Two days later, President Trump reiterated his earlier remarks and electrified the alt-right by telling reporters, “there were very fine people on both sides.”

These breakneck reversals of loyalty have defined the racist right in the era of Trump.

On Oct. 22, 2018, President Trump told a campaign rally for Sen. Ted Cruz (R-Texas) in Houston, “You know what I am? I’m a nationalist.” Anglin took to the Daily Stormer to celebrate. “He is /ourguy/,” Anglin declared. “He is pushing the edges of the limits. He will crush his enemies and he will MAKE AMERICA GREAT AGAIN.”

Anglin is likely seeking page views with his full-throated enthusiasm for President Trump. The Daily Stormer’s proprietor became somewhat of a pariah, despite a sustained audience, in the white supremacist movement for his role in fomenting infighting over “optics” during the prolonged internal fallout from the violence that unfolded in Charlottesville.
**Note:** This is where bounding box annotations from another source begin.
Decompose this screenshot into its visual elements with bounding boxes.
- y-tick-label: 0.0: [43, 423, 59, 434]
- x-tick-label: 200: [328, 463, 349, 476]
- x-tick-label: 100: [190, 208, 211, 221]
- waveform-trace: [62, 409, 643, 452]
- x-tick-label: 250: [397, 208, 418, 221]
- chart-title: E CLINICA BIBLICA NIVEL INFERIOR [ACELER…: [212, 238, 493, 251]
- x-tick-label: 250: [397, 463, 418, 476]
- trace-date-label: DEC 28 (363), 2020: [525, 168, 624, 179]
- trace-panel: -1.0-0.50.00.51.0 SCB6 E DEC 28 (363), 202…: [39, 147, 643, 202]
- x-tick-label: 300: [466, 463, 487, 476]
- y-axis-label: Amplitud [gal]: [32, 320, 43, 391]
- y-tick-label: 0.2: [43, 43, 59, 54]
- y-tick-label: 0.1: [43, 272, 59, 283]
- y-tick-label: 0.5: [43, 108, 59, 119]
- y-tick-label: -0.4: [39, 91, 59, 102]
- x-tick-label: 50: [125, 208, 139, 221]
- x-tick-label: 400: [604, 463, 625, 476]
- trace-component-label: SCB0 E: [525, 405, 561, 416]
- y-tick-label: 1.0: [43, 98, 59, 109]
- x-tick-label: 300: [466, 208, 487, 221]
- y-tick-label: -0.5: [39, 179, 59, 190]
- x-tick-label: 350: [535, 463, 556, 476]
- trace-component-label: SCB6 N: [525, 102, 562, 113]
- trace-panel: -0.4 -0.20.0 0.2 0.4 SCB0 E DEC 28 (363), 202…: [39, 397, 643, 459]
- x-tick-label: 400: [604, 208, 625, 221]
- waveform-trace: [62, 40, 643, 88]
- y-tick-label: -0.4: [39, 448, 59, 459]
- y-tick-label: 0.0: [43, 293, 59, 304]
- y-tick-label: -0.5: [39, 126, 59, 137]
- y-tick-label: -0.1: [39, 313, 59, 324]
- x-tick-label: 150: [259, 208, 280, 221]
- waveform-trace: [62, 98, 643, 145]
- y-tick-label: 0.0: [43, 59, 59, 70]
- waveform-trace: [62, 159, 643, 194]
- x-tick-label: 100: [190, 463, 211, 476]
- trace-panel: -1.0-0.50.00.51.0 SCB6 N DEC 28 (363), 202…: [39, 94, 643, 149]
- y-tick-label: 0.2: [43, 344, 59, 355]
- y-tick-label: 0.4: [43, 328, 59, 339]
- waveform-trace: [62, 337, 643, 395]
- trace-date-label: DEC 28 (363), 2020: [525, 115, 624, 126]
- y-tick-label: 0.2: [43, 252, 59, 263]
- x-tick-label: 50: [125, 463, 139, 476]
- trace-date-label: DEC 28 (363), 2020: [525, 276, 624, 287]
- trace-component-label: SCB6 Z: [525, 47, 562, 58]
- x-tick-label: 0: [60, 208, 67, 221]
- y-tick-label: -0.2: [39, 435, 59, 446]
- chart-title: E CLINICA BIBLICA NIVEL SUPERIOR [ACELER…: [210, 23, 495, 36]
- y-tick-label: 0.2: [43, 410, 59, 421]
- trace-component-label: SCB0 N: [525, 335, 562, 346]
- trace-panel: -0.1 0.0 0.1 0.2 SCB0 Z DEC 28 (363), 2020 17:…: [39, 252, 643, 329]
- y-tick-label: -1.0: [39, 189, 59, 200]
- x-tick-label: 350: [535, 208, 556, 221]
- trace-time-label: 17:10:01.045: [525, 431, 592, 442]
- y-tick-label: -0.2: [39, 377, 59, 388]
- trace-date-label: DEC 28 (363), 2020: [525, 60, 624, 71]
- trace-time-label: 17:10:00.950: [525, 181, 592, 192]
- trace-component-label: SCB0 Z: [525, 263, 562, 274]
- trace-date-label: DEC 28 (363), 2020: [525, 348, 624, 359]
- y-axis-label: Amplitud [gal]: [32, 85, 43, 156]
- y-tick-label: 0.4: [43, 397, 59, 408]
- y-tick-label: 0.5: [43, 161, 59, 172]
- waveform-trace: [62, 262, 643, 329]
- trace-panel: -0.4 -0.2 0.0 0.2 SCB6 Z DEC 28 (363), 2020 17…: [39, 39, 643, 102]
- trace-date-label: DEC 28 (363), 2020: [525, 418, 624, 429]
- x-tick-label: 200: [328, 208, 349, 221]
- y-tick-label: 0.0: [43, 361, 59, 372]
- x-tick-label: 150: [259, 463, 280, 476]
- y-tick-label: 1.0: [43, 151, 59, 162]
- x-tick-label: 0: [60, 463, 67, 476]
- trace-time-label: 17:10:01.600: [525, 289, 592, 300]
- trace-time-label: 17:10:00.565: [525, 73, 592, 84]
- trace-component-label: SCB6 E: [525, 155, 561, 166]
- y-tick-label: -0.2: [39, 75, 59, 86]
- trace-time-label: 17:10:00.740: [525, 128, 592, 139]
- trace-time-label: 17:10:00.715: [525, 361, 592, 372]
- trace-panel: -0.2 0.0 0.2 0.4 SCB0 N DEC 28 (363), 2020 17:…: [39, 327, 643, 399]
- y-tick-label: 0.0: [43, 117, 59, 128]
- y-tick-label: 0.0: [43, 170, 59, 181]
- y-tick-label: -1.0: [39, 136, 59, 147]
The pendulum of white nationalist support appears to have finally stopped with the midterm elections, however, some of Trump’s most vocal supporters appear to have reached a breaking point with the one-time “god emperor.”

On Nov. 7, 2018, a group of roughly 20 protesters gathered outside the Washington, D.C., home of Fox News personality Tucker Carlson. In an interview several days later with The Daily Caller — a right-wing news outlet cofounded by Carlson — Trump called the night’s events “terrible” and issued a warning to left-wing protesters. “These people, like the antifa—they better hope that the opposition to antifa decides not to mobilize. Because if they do, they’re much tougher. Much stronger. Potentially much more violent.”

While the far-right shares Trump’s enmity toward antifa, many of the movement’s adherents have become bored of Trump simply repeating their rhetoric while failing to take action. On the white nationalist podcast Fash the Nation, host Jazzhands McFeels called Trump’s comments about the protest at Carlson’s house “enraging.”

“Mr. President, you’re not doing anything to protect the opposition that opposes antifa and you’re not doing anything about antifa themselves,” he complained. “So why don’t you f------ save it and show us where it counts by having [acting U.S. Attorney General Matthew] Whitaker start indicting f------ people.”

Even Anglin’s running out of optimism.

“We’ve got the Russia probe still going, we’ve got twenty miles of barbed wire on the border and the troops disobeying Trump’s direct orders and planning to leave, we’ve got a judge ruling that Trump doesn’t have any form of executive authority to decide who enters the country and the Hondurans in Mexico are protected by the US Constitution, and now we have the traitor Chief Justice of the Supreme Court in open revolt,” Anglin wrote on November 22, 2018. “Meanwhile, Trump’s most ardent supporters are being kicked off of the internet and rounded-up as terrorists.”

Anglin concluded, “All signs point to the President being completely and totally impotent.”